In Europa si definiscono “rari” i tumori con una incidenza pari o inferiore a 6 casi su 100.000 all’anno nella popolazione: sono 198 le patologie oncologiche che hanno avuto questa classificazione grazie al progetto RARECAREnet, supportato dalla Commissione europea e coordinato dall'Istituto Nazionale dei Tumori di Milano. In Italia rappresentano il 24% di tutte le nuove diagnosi di tumore: questo significa 89.000 nuovi pazienti ogni anno e circa 900.000 persone complessivamente. Un tumore raro non è necessariamente incurabile anche se, secondo i dati AIRTUM, le neoplasie rare sono generalmente legate a peggiori tassi di sopravvivenza rispetto ai tumori “frequenti”: la sopravvivenza dopo 5 anni dalla diagnosi è circa del 68% per i tumori comuni e solo del 55% circa per quelli rari.

 

Dal punto di vista dell’accesso alle terapie farmacologiche, di recente, grazie a un emendamento presentato dall’On. Fabiola Bologna al Decreto legge 6 novembre 2021, n. 152, «Disposizioni urgenti per l'attuazione del Piano nazionale di Ripresa e Resilienza (PNRR) e per la prevenzione delle infiltrazioni mafiose», le tempistiche di inserimento dei farmaci autorizzati nei Prontuari Terapeutici Regionali sono state ridotte da sei a due mesi per i farmaci orfani per malattia rara. “Consentire alle persone con tumore raro di poter accedere alle terapie esistenti in maniera uniforme su tutto il territorio nazionale è un dovere delle Istituzioni – ha commentato l’On.

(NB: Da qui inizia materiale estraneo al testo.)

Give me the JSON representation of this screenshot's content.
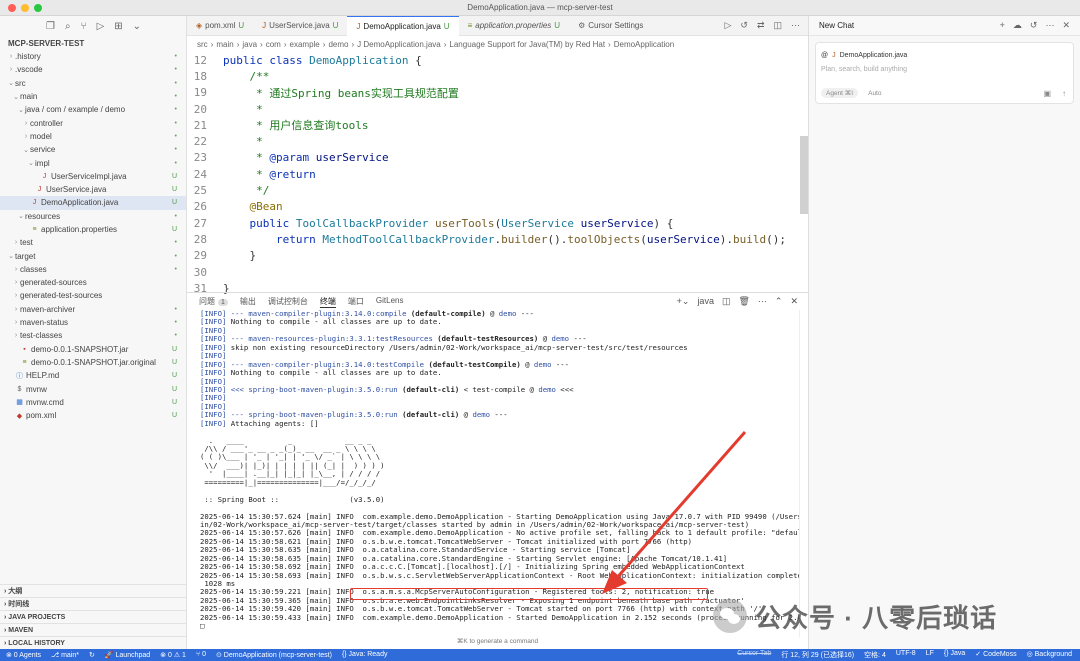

Fabiola Bologna, Commissione XII ‘Affari Sociali’, Camera dei Deputati – Oltre ad un adeguato monitoraggio sulla corretta applicazione di quanto già previsto a livello normativo, nel prossimo futuro e per le nuove terapie sarà necessario lavorare al fine di garantire tempistiche certe anche per la fase autorizzativa”.

 

Ulteriore passo in avanti, e in particolare in tema di diagnosi, è stato fatto in Legge di Bilancio 2022 con l’approvazione di un emendamento che istituisce, presso il Ministero della Salute, un fondo per i test di Next-Generation Sequencing-NGS con una dotazione pari a 5 milioni di euro per ciascuno degli anni 2022 e 2023 destinato al potenziamento di test di profanazione genomica dei tumori dei quali è riconosciuta evidenza e appropriatezza. “La profilazione genica rappresenta una delle più importanti innovazioni per la personalizzazione delle terapie per i pazienti oncologici – ha dichiarato la Sen. Maria Domenica Castellone, Commissione XII ‘Igiene e Sanità’, Senato della Repubblica – Oltre a una diagnosi più veloce e certa, infatti, consente di offrire al paziente cure più mirate e appropriate. Con l’emendamento approvato in Legge di Bilancio si è voluto sottolineare l’importanza di questi test attraverso l’istituzione di un fondo con risorse dedicate, che dovrà essere costantemente incrementato per consentire un uso esteso e frequente di questo strumento diagnostico”.

 

“La conoscenza del profilo genomico dei pazienti con tumori offre la possibilità di un intervento terapeutico con agenti target-based. Le tecnologie di sequenziamento di nuova generazione (NGS) si stanno rivelando un potente strumento per valutare il profilo genomico del tumore dei pazienti, permettendoci di studiare l'eterogeneità delle mutazioni e la loro frequenza in modo dinamico. Questa tecnologia consente anche il monitoraggio della risposta alla terapia e l'identificazione precoce dei meccanismi di resistenza. L’implementazione di questa tecnica nella pratica clinica migliorerà le procedure diagnostiche mirate e le terapie personalizzate nei pazienti con tumori diversi”, ha concluso Giuseppe Novelli, Professore Ordinario di Genetica Medica già Rettore dell’Università degli Studi di Roma “Tor Vergata”.